Of course, the counterargument is that the presence of this competition is the very driver of innovation in the field. This is undoubtably true, and perhaps more importantly, there is no good way (nor would it be a remotely good idea) to force everyone to use a specific service anyway. But it is starting to feel as if the hyperactivity in social media these days is reducing the quality for everyone. I suppose the best we can hope for is that the presence of all these startups will force the big names like Facebook and Google to incorporate more of the best ideas into their own products. That is hardly an ideal free-market scenario, but it may be the best option we have at the moment.

Return of the prodigal blogger

After a self-imposed month of absence in June and a carryover helping of apathy lasting halfway into July, today I return. (Like Harry Potter, only with less fanfare.) A voluntary writing ban can last for only so long before disintegrating in a cloud of rusty word-dust. I say rusty because I am. Over a month ago I began posting on my new Tumblr feed (as well as significantly stepping up my Twitter prolificacy), and — due to my utter lack of practice elsewhere — I’d never gotten so much enjoyment out of devising captions.

Notwithstanding my two-pronged double-T social networking pastimes (tweeting and tumbling happily along, I did), long-form writing beckoned, and so here I am. In the blogosphere (I hate that word), long-form can actually mean something approaching book-length, but here I only use it to distinguish these missives here from their more concise 140-character counterparts.

By the way, I just discovered that WordPress has added Google’s +1 button as a sharing option for posts now. This brings me to a somewhat related point, which is that my Houdini-like vanishing act from this blog in June precipitated quite a foray into social networking in general. Google+’s launch roughly coincided with my “blogstinence,” and Twitter helped fill that gaping void known as narcissism-deprivation as well. I also recently acquired a Spotify account and have slowly begun reentering the chaotic and mostly annoying world of Facebook. “Hello, world,” indeed.

I can tell this post is going nowhere, so now’s as good a time as any to wrap things up.
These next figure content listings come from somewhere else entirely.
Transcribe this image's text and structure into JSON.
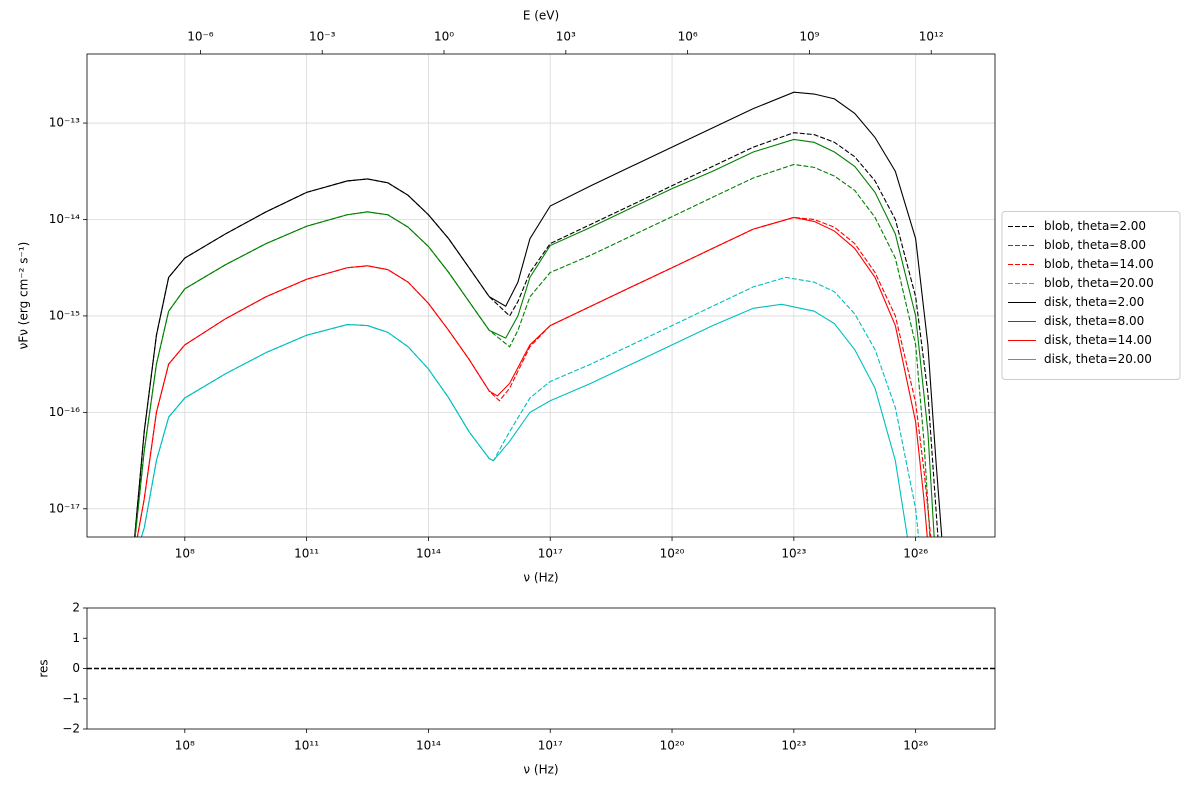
{
  "chart_data": [
    {
      "type": "line",
      "xscale": "log",
      "yscale": "log",
      "grid": true,
      "legend": "right",
      "xlabel": "ν  (Hz)",
      "ylabel": "νFν  (erg cm⁻²  s⁻¹)",
      "x2label": "E (eV)",
      "xlim": [
        390000.0,
        9e+27
      ],
      "ylim": [
        5.1e-18,
        5.2e-13
      ],
      "x2lim": [
        1.61e-09,
        37200000000000.0
      ],
      "xticks": [
        {
          "value": 100000000.0,
          "label": "10⁸"
        },
        {
          "value": 100000000000.0,
          "label": "10¹¹"
        },
        {
          "value": 100000000000000.0,
          "label": "10¹⁴"
        },
        {
          "value": 1e+17,
          "label": "10¹⁷"
        },
        {
          "value": 1e+20,
          "label": "10²⁰"
        },
        {
          "value": 1e+23,
          "label": "10²³"
        },
        {
          "value": 1e+26,
          "label": "10²⁶"
        }
      ],
      "yticks": [
        {
          "value": 1e-17,
          "label": "10⁻¹⁷"
        },
        {
          "value": 1e-16,
          "label": "10⁻¹⁶"
        },
        {
          "value": 1e-15,
          "label": "10⁻¹⁵"
        },
        {
          "value": 1e-14,
          "label": "10⁻¹⁴"
        },
        {
          "value": 1e-13,
          "label": "10⁻¹³"
        }
      ],
      "x2ticks": [
        {
          "value": 1e-06,
          "label": "10⁻⁶"
        },
        {
          "value": 0.001,
          "label": "10⁻³"
        },
        {
          "value": 1,
          "label": "10⁰"
        },
        {
          "value": 1000.0,
          "label": "10³"
        },
        {
          "value": 1000000.0,
          "label": "10⁶"
        },
        {
          "value": 1000000000.0,
          "label": "10⁹"
        },
        {
          "value": 1000000000000.0,
          "label": "10¹²"
        }
      ],
      "series": [
        {
          "name": "blob, theta=2.00",
          "color": "#000000",
          "style": "dashed",
          "x": [
            5000000.0,
            10000000.0,
            20000000.0,
            40000000.0,
            100000000.0,
            1000000000.0,
            10000000000.0,
            100000000000.0,
            1000000000000.0,
            3160000000000.0,
            10000000000000.0,
            31600000000000.0,
            100000000000000.0,
            316000000000000.0,
            1000000000000000.0,
            3160000000000000.0,
            1e+16,
            1.6e+16,
            3.16e+16,
            1e+17,
            1e+18,
            1e+19,
            1e+20,
            1e+21,
            1e+22,
            1e+23,
            3.16e+23,
            1e+24,
            3.16e+24,
            1e+25,
            3.16e+25,
            1e+26,
            2e+26,
            3.16e+26,
            4e+26
          ],
          "values": [
            2.51e-18,
            6.31e-17,
            6.31e-16,
            2.51e-15,
            3.98e-15,
            7.08e-15,
            1.2e-14,
            1.91e-14,
            2.51e-14,
            2.63e-14,
            2.4e-14,
            1.78e-14,
            1.12e-14,
            6.31e-15,
            3.16e-15,
            1.58e-15,
            1e-15,
            1.41e-15,
            2.82e-15,
            5.62e-15,
            8.91e-15,
            1.41e-14,
            2.24e-14,
            3.55e-14,
            5.62e-14,
            7.94e-14,
            7.59e-14,
            6.31e-14,
            4.47e-14,
            2.51e-14,
            1e-14,
            1.58e-15,
            1.58e-16,
            1e-17,
            2.51e-18
          ]
        },
        {
          "name": "blob, theta=8.00",
          "color": "#008000",
          "style": "dashed",
          "x": [
            5000000.0,
            10000000.0,
            20000000.0,
            40000000.0,
            100000000.0,
            1000000000.0,
            10000000000.0,
            100000000000.0,
            1000000000000.0,
            3160000000000.0,
            10000000000000.0,
            31600000000000.0,
            100000000000000.0,
            316000000000000.0,
            1000000000000000.0,
            3160000000000000.0,
            1e+16,
            1.6e+16,
            3.16e+16,
            1e+17,
            1e+18,
            1e+19,
            1e+20,
            1e+21,
            1e+22,
            1e+23,
            3.16e+23,
            1e+24,
            3.16e+24,
            1e+25,
            3.16e+25,
            1e+26,
            1.6e+26,
            2.5e+26
          ],
          "values": [
            2.51e-18,
            3.98e-17,
            3.16e-16,
            1.12e-15,
            1.91e-15,
            3.39e-15,
            5.62e-15,
            8.51e-15,
            1.12e-14,
            1.2e-14,
            1.12e-14,
            8.32e-15,
            5.25e-15,
            2.82e-15,
            1.41e-15,
            7.08e-16,
            4.79e-16,
            7.08e-16,
            1.58e-15,
            2.82e-15,
            4.27e-15,
            6.76e-15,
            1.07e-14,
            1.7e-14,
            2.69e-14,
            3.72e-14,
            3.47e-14,
            2.82e-14,
            2e-14,
            1.05e-14,
            3.98e-15,
            5.01e-16,
            5.01e-17,
            2.51e-18
          ]
        },
        {
          "name": "blob, theta=14.00",
          "color": "#ff0000",
          "style": "dashed",
          "x": [
            5000000.0,
            10000000.0,
            20000000.0,
            40000000.0,
            100000000.0,
            1000000000.0,
            10000000000.0,
            100000000000.0,
            1000000000000.0,
            3160000000000.0,
            10000000000000.0,
            31600000000000.0,
            100000000000000.0,
            316000000000000.0,
            1000000000000000.0,
            3160000000000000.0,
            5600000000000000.0,
            1e+16,
            3.16e+16,
            1e+17,
            1e+18,
            1e+19,
            1e+20,
            1e+21,
            1e+22,
            1e+23,
            3.16e+23,
            1e+24,
            3.16e+24,
            1e+25,
            3.16e+25,
            1e+26,
            1.6e+26,
            2.8e+26
          ],
          "values": [
            2.51e-18,
            1.26e-17,
            1e-16,
            3.16e-16,
            5.01e-16,
            9.33e-16,
            1.58e-15,
            2.4e-15,
            3.16e-15,
            3.31e-15,
            3.02e-15,
            2.24e-15,
            1.35e-15,
            7.08e-16,
            3.55e-16,
            1.66e-16,
            1.32e-16,
            1.78e-16,
            4.79e-16,
            7.94e-16,
            1.26e-15,
            2e-15,
            3.16e-15,
            5.01e-15,
            7.94e-15,
            1.05e-14,
            1e-14,
            8.32e-15,
            5.62e-15,
            2.82e-15,
            1e-15,
            1.26e-16,
            2.51e-17,
            2.51e-18
          ]
        },
        {
          "name": "blob, theta=20.00",
          "color": "#00bfbf",
          "style": "dashed",
          "x": [
            5000000.0,
            10000000.0,
            20000000.0,
            40000000.0,
            100000000.0,
            1000000000.0,
            10000000000.0,
            100000000000.0,
            1000000000000.0,
            3160000000000.0,
            10000000000000.0,
            31600000000000.0,
            100000000000000.0,
            316000000000000.0,
            1000000000000000.0,
            3160000000000000.0,
            4000000000000000.0,
            1e+16,
            3.16e+16,
            1e+17,
            1e+18,
            1e+19,
            1e+20,
            1e+21,
            1e+22,
            6.3e+22,
            3.16e+23,
            1e+24,
            3.16e+24,
            1e+25,
            3.16e+25,
            1e+26,
            1.4e+26
          ],
          "values": [
            2.51e-18,
            6.31e-18,
            3.16e-17,
            8.91e-17,
            1.41e-16,
            2.51e-16,
            4.17e-16,
            6.31e-16,
            8.13e-16,
            7.94e-16,
            6.76e-16,
            4.79e-16,
            2.82e-16,
            1.41e-16,
            6.31e-17,
            3.31e-17,
            3.16e-17,
            6.31e-17,
            1.41e-16,
            2.09e-16,
            3.16e-16,
            5.01e-16,
            7.94e-16,
            1.26e-15,
            2e-15,
            2.51e-15,
            2.24e-15,
            1.78e-15,
            1.05e-15,
            4.47e-16,
            1.12e-16,
            1e-17,
            2.51e-18
          ]
        },
        {
          "name": "disk, theta=2.00",
          "color": "#000000",
          "style": "solid",
          "x": [
            5000000.0,
            10000000.0,
            20000000.0,
            40000000.0,
            100000000.0,
            1000000000.0,
            10000000000.0,
            100000000000.0,
            1000000000000.0,
            3160000000000.0,
            10000000000000.0,
            31600000000000.0,
            100000000000000.0,
            316000000000000.0,
            1000000000000000.0,
            3160000000000000.0,
            8000000000000000.0,
            1.6e+16,
            3.16e+16,
            1e+17,
            1e+18,
            1e+19,
            1e+20,
            1e+21,
            1e+22,
            1e+23,
            3.16e+23,
            1e+24,
            3.16e+24,
            1e+25,
            3.16e+25,
            1e+26,
            2e+26,
            3.16e+26,
            5e+26
          ],
          "values": [
            2.51e-18,
            6.31e-17,
            6.31e-16,
            2.51e-15,
            3.98e-15,
            7.08e-15,
            1.2e-14,
            1.91e-14,
            2.51e-14,
            2.63e-14,
            2.4e-14,
            1.78e-14,
            1.12e-14,
            6.31e-15,
            3.16e-15,
            1.58e-15,
            1.26e-15,
            2.24e-15,
            6.31e-15,
            1.38e-14,
            2.24e-14,
            3.55e-14,
            5.62e-14,
            8.91e-14,
            1.41e-13,
            2.09e-13,
            2e-13,
            1.78e-13,
            1.26e-13,
            7.08e-14,
            3.16e-14,
            6.31e-15,
            5.01e-16,
            3.16e-17,
            2.51e-18
          ]
        },
        {
          "name": "disk, theta=8.00",
          "color": "#008000",
          "style": "solid",
          "x": [
            5000000.0,
            10000000.0,
            20000000.0,
            40000000.0,
            100000000.0,
            1000000000.0,
            10000000000.0,
            100000000000.0,
            1000000000000.0,
            3160000000000.0,
            10000000000000.0,
            31600000000000.0,
            100000000000000.0,
            316000000000000.0,
            1000000000000000.0,
            3160000000000000.0,
            8000000000000000.0,
            1.6e+16,
            3.16e+16,
            1e+17,
            1e+18,
            1e+19,
            1e+20,
            1e+21,
            1e+22,
            1e+23,
            3.16e+23,
            1e+24,
            3.16e+24,
            1e+25,
            3.16e+25,
            1e+26,
            2e+26,
            3.16e+26
          ],
          "values": [
            2.51e-18,
            3.98e-17,
            3.16e-16,
            1.12e-15,
            1.91e-15,
            3.39e-15,
            5.62e-15,
            8.51e-15,
            1.12e-14,
            1.2e-14,
            1.12e-14,
            8.32e-15,
            5.25e-15,
            2.82e-15,
            1.41e-15,
            7.08e-16,
            5.89e-16,
            1e-15,
            2.51e-15,
            5.37e-15,
            8.32e-15,
            1.32e-14,
            2.09e-14,
            3.16e-14,
            5.01e-14,
            6.76e-14,
            6.31e-14,
            5.01e-14,
            3.55e-14,
            1.91e-14,
            7.08e-15,
            1e-15,
            6.31e-17,
            2.51e-18
          ]
        },
        {
          "name": "disk, theta=14.00",
          "color": "#ff0000",
          "style": "solid",
          "x": [
            5000000.0,
            10000000.0,
            20000000.0,
            40000000.0,
            100000000.0,
            1000000000.0,
            10000000000.0,
            100000000000.0,
            1000000000000.0,
            3160000000000.0,
            10000000000000.0,
            31600000000000.0,
            100000000000000.0,
            316000000000000.0,
            1000000000000000.0,
            3160000000000000.0,
            5000000000000000.0,
            1e+16,
            3.16e+16,
            1e+17,
            1e+18,
            1e+19,
            1e+20,
            1e+21,
            1e+22,
            1e+23,
            3.16e+23,
            1e+24,
            3.16e+24,
            1e+25,
            3.16e+25,
            1e+26,
            1.6e+26,
            2.24e+26
          ],
          "values": [
            2.51e-18,
            1.26e-17,
            1e-16,
            3.16e-16,
            5.01e-16,
            9.33e-16,
            1.58e-15,
            2.4e-15,
            3.16e-15,
            3.31e-15,
            3.02e-15,
            2.24e-15,
            1.35e-15,
            7.08e-16,
            3.55e-16,
            1.66e-16,
            1.48e-16,
            2e-16,
            5.01e-16,
            7.94e-16,
            1.26e-15,
            2e-15,
            3.16e-15,
            5.01e-15,
            7.94e-15,
            1.05e-14,
            9.55e-15,
            7.59e-15,
            5.01e-15,
            2.51e-15,
            7.94e-16,
            7.94e-17,
            1.26e-17,
            2.51e-18
          ]
        },
        {
          "name": "disk, theta=20.00",
          "color": "#00bfbf",
          "style": "solid",
          "x": [
            5000000.0,
            10000000.0,
            20000000.0,
            40000000.0,
            100000000.0,
            1000000000.0,
            10000000000.0,
            100000000000.0,
            1000000000000.0,
            3160000000000.0,
            10000000000000.0,
            31600000000000.0,
            100000000000000.0,
            316000000000000.0,
            1000000000000000.0,
            3160000000000000.0,
            4000000000000000.0,
            1e+16,
            3.16e+16,
            1e+17,
            1e+18,
            1e+19,
            1e+20,
            1e+21,
            1e+22,
            5e+22,
            3.16e+23,
            1e+24,
            3.16e+24,
            1e+25,
            3.16e+25,
            6.3e+25,
            8e+25
          ],
          "values": [
            2.51e-18,
            6.31e-18,
            3.16e-17,
            8.91e-17,
            1.41e-16,
            2.51e-16,
            4.17e-16,
            6.31e-16,
            8.13e-16,
            7.94e-16,
            6.76e-16,
            4.79e-16,
            2.82e-16,
            1.41e-16,
            6.31e-17,
            3.31e-17,
            3.16e-17,
            5.01e-17,
            1e-16,
            1.32e-16,
            2e-16,
            3.16e-16,
            5.01e-16,
            7.94e-16,
            1.2e-15,
            1.32e-15,
            1.12e-15,
            8.32e-16,
            4.47e-16,
            1.78e-16,
            3.16e-17,
            5.01e-18,
            2.51e-18
          ]
        }
      ]
    },
    {
      "type": "line",
      "xscale": "log",
      "grid": false,
      "xlabel": "ν  (Hz)",
      "ylabel": "res",
      "xlim": [
        390000.0,
        9e+27
      ],
      "ylim": [
        -2,
        2
      ],
      "xticks": [
        {
          "value": 100000000.0,
          "label": "10⁸"
        },
        {
          "value": 100000000000.0,
          "label": "10¹¹"
        },
        {
          "value": 100000000000000.0,
          "label": "10¹⁴"
        },
        {
          "value": 1e+17,
          "label": "10¹⁷"
        },
        {
          "value": 1e+20,
          "label": "10²⁰"
        },
        {
          "value": 1e+23,
          "label": "10²³"
        },
        {
          "value": 1e+26,
          "label": "10²⁶"
        }
      ],
      "yticks": [
        {
          "value": -2,
          "label": "−2"
        },
        {
          "value": -1,
          "label": "−1"
        },
        0,
        1,
        2
      ],
      "hline": {
        "y": 0,
        "color": "#000000",
        "style": "dashed"
      },
      "series": []
    }
  ]
}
But suffice it to say that you should expect to see more of me in the very near future, cobbling together spare consonants, vowels, and the occasional exclamation mark toward whatever ends I please — which theoretically could be absolutely anything, and in practice will consist almost entirely of jokes likening Mitch McConnell to a Thanksgiving turkey.
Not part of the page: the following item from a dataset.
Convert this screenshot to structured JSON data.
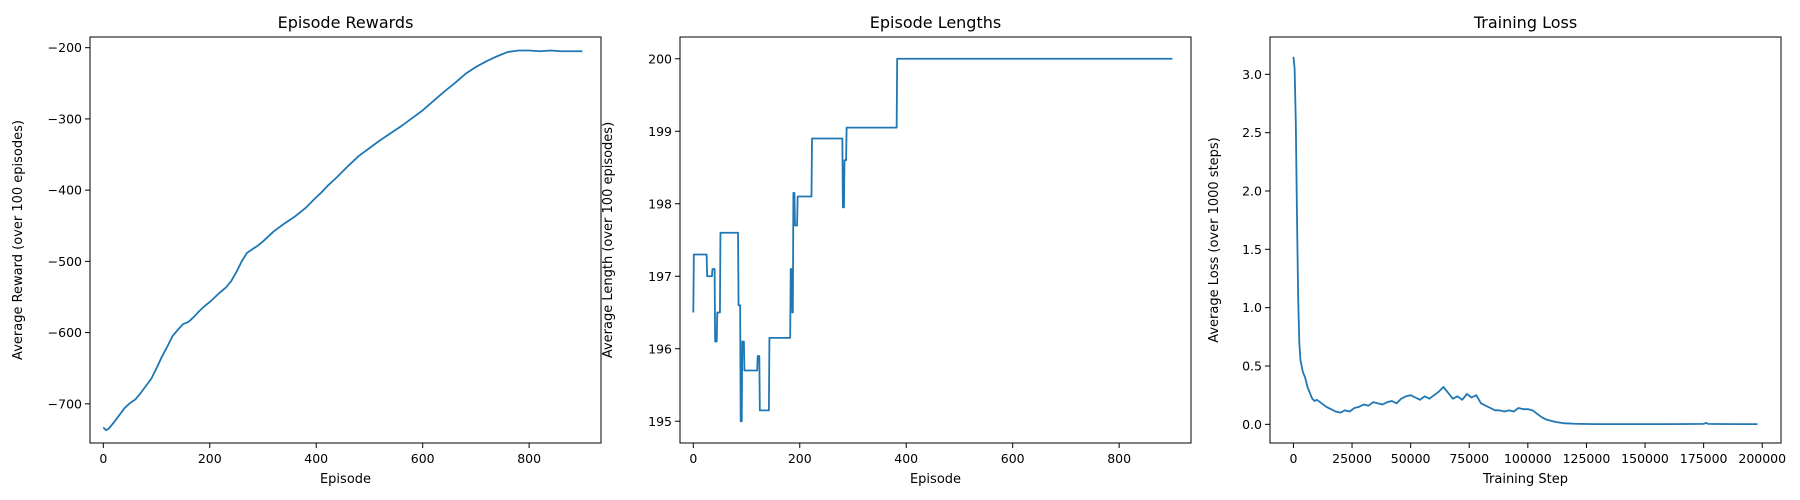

Oh, and one more thing. I’m moving to Paris next month for grad school. My girlfriend is moving to Alaska for a law clerkship just days before. This seems (and is) vaguely ridiculous, but we’re staying together, which isn’t at all. So I would remind you (and by you I refer, of course, to exactly no one) that, if you could forgive my unannounced sabbatical last month, I would kindly thank you to equally absolve me of any sub-par upcoming performances, which will no doubt include fits and starts and the occasional sputtering “I can’t speak the language and I’m going to fail all my classes.” The first part will be true (at least at the beginning), and hopefully not the second.
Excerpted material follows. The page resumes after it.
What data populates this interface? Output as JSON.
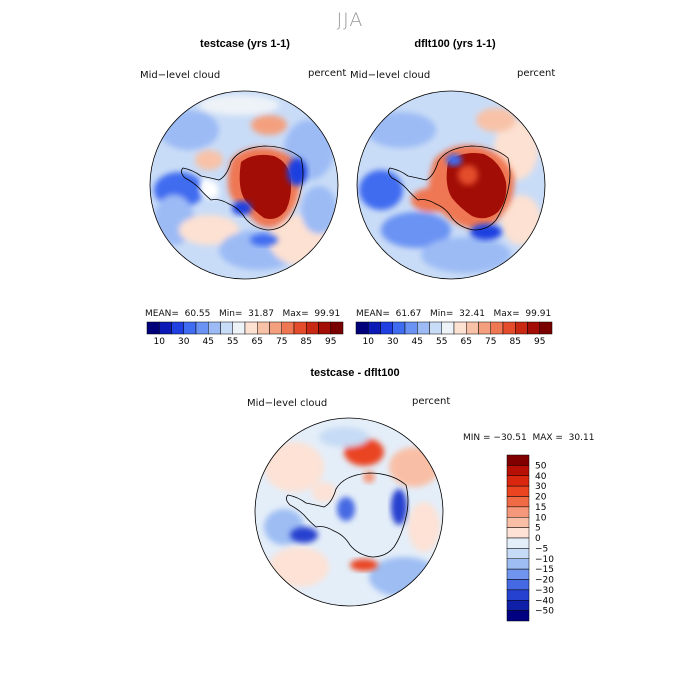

I have never read Ernest Hemingway’s A Moveable Feast, although I’m about to, but yesterday a former French professor emailed me its opening line as a sort of benediction for the coming year: “If you are lucky enough to have lived in Paris as a young man,” Hemingway writes, “then wherever you go for the rest of your life, it stays with you, for Paris is a moveable feast.”

And with that, I bid you good night.